Sketch of before and after collision, including
velocities
Work and Answer
Task 5.3.2 (4 points): Calculate the following. They may require the use of old equations.
a) 1200kg car travelling at 24m/s and a 1500kg car travelling at -28m/s
collide in an inelastic collision. How much energy goes into damaging the
cars in the collision (hint: it is the change in kinetic energy from before
the collision to after the collision).
b) A 288kg rocket, starting from rest, accelerates at 3.4m/s2 for 82
seconds before hitting a 5230kg asteroid flying at -52m/s. How fast will
the asteroid be moving after the inelastic collision?

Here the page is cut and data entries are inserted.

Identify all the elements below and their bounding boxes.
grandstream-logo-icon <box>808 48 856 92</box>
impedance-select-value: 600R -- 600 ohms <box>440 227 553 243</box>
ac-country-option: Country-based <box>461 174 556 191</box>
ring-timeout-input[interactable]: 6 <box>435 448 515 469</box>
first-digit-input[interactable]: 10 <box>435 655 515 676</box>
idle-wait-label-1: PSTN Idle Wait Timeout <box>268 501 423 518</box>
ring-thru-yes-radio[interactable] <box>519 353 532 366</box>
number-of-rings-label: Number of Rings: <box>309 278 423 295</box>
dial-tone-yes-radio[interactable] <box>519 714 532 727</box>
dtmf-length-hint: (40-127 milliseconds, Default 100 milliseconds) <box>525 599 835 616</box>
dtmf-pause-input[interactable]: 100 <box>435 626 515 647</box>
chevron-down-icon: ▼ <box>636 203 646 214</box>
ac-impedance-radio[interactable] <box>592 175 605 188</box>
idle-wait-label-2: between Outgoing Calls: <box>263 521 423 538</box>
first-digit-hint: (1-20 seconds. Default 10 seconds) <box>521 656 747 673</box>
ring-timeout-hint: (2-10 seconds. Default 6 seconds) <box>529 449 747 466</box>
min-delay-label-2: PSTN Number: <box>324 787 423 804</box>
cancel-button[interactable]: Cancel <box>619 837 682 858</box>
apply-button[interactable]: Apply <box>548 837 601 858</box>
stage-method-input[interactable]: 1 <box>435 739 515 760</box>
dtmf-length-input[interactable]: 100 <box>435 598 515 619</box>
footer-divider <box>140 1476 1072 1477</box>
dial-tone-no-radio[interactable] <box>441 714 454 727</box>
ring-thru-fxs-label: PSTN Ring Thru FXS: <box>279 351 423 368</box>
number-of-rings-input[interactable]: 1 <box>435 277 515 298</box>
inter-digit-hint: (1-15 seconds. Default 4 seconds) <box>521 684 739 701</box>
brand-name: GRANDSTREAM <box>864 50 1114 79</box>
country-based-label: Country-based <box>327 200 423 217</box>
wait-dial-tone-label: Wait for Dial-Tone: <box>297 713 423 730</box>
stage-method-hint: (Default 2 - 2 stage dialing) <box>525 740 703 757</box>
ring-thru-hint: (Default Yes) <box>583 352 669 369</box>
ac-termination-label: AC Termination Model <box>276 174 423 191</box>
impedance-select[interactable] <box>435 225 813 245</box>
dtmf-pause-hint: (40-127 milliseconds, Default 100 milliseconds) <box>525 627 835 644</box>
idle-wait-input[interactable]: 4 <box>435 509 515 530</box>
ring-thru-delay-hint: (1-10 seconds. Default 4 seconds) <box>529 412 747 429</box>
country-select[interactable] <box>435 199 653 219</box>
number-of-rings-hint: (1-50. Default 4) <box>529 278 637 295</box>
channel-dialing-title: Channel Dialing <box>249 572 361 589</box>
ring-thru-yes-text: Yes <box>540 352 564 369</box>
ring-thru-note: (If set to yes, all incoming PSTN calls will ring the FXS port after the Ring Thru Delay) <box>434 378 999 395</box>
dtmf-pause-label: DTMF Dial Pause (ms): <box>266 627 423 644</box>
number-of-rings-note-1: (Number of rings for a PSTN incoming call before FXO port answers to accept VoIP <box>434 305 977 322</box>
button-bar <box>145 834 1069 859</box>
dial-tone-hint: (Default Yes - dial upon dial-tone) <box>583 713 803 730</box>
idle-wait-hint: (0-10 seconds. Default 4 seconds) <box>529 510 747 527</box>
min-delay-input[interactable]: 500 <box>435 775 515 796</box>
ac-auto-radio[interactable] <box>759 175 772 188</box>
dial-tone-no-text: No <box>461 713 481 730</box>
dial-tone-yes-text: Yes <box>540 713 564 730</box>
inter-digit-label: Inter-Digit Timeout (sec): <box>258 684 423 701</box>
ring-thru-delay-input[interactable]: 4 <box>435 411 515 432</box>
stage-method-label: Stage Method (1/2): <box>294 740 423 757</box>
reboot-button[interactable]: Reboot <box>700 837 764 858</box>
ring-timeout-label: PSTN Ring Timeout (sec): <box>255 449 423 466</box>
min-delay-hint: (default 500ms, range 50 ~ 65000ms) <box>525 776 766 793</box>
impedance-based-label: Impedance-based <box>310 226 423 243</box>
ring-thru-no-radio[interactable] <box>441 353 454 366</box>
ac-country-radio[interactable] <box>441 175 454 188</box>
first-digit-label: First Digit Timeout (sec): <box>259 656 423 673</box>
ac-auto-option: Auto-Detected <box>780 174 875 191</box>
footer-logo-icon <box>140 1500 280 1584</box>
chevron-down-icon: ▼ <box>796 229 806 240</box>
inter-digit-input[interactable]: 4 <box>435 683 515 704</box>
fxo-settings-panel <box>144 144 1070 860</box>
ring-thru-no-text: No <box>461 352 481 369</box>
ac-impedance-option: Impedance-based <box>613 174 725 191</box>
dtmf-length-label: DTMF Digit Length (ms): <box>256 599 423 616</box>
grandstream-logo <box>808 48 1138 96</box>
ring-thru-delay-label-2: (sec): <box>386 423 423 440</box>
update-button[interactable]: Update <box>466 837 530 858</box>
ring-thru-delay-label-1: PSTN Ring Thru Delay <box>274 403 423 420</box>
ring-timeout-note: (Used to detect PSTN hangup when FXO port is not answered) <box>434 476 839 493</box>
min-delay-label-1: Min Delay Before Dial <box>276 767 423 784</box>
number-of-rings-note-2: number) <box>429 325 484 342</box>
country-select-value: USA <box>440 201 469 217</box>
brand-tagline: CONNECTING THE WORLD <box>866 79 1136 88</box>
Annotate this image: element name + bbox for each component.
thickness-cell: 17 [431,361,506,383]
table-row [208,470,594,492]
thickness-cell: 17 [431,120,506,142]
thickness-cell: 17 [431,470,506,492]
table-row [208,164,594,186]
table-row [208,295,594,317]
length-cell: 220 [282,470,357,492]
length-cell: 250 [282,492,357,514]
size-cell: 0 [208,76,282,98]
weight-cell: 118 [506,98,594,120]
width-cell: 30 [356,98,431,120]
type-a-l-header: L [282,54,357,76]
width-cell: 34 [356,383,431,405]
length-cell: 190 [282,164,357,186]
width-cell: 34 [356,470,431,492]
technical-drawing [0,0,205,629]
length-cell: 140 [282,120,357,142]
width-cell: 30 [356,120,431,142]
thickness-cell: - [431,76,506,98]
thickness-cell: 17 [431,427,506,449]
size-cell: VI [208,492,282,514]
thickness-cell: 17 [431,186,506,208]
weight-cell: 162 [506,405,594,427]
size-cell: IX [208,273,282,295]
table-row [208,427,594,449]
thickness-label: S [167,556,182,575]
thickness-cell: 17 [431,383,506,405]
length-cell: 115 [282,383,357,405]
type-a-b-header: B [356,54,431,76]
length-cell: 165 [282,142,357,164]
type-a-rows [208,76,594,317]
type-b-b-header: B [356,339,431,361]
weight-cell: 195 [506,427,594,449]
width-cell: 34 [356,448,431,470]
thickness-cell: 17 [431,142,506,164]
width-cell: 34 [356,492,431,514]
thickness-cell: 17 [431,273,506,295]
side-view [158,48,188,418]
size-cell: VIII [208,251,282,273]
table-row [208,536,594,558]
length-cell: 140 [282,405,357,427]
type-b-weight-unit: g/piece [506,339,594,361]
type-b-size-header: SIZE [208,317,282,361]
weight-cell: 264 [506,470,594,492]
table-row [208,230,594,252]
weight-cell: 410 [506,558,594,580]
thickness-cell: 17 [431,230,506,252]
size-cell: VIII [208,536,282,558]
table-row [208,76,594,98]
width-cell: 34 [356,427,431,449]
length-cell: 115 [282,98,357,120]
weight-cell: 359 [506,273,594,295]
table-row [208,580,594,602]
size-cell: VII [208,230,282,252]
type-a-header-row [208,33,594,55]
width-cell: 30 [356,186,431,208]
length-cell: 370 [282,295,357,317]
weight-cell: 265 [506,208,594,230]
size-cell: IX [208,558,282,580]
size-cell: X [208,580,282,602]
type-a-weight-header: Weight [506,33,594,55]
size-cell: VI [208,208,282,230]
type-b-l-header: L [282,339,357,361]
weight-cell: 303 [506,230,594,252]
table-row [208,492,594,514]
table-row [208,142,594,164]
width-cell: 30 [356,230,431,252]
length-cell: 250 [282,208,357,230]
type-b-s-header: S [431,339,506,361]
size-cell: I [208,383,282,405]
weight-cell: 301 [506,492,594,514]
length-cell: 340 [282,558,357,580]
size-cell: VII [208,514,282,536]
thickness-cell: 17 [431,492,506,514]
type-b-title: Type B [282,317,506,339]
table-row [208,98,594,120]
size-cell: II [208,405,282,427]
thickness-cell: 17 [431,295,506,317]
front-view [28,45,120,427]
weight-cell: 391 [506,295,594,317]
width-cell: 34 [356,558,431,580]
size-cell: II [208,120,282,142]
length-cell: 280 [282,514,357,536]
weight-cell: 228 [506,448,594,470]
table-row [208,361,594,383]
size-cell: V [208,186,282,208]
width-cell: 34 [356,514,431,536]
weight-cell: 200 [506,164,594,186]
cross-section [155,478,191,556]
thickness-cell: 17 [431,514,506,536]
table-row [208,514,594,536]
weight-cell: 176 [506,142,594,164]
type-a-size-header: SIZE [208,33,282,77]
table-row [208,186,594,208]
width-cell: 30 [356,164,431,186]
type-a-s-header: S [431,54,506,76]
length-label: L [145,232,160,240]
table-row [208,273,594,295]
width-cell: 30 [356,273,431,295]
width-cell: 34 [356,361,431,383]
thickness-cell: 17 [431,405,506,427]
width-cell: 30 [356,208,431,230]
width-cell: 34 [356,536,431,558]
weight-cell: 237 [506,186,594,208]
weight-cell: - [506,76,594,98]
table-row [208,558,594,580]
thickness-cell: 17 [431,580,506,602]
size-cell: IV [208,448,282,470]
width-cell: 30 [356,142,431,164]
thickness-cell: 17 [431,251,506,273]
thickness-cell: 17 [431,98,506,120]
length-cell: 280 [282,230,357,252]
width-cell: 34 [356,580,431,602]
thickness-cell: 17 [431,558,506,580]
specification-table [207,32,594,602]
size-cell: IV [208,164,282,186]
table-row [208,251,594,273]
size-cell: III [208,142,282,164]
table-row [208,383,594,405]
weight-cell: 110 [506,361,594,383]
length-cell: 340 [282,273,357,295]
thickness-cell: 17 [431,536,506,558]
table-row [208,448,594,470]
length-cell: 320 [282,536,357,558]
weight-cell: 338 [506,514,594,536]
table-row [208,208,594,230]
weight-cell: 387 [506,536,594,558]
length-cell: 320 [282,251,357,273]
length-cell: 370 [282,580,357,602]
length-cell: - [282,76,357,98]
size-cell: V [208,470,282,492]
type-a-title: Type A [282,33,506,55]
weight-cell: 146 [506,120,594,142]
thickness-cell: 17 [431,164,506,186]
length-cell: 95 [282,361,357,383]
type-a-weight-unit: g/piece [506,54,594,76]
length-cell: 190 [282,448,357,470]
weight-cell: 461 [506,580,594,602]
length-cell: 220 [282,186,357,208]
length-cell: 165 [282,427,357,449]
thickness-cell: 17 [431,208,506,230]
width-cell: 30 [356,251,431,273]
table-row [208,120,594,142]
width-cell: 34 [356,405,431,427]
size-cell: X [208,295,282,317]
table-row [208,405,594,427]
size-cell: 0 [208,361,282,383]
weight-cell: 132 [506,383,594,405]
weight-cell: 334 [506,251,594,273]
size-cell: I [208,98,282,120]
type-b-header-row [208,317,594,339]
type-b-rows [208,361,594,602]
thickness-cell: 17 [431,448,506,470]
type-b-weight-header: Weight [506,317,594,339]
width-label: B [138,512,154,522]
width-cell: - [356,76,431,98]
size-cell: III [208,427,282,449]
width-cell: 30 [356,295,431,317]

c) If a 50kg box sliding at 8m/s collides with and sticks to a 30kg box
sliding at -9m/s, what force will each box feel if the collision takes .086s
to occur?
d) Each of the boxes from part c contain fragile electronics that can’t
withstand more than 80m/s2 of acceleration without breaking. Would
none, one, or both of the contents of the boxes break?
Task 5.3.3 (4 points): Write a two-paragraph (4 sentences per paragraph) summary of what you learned in this topic.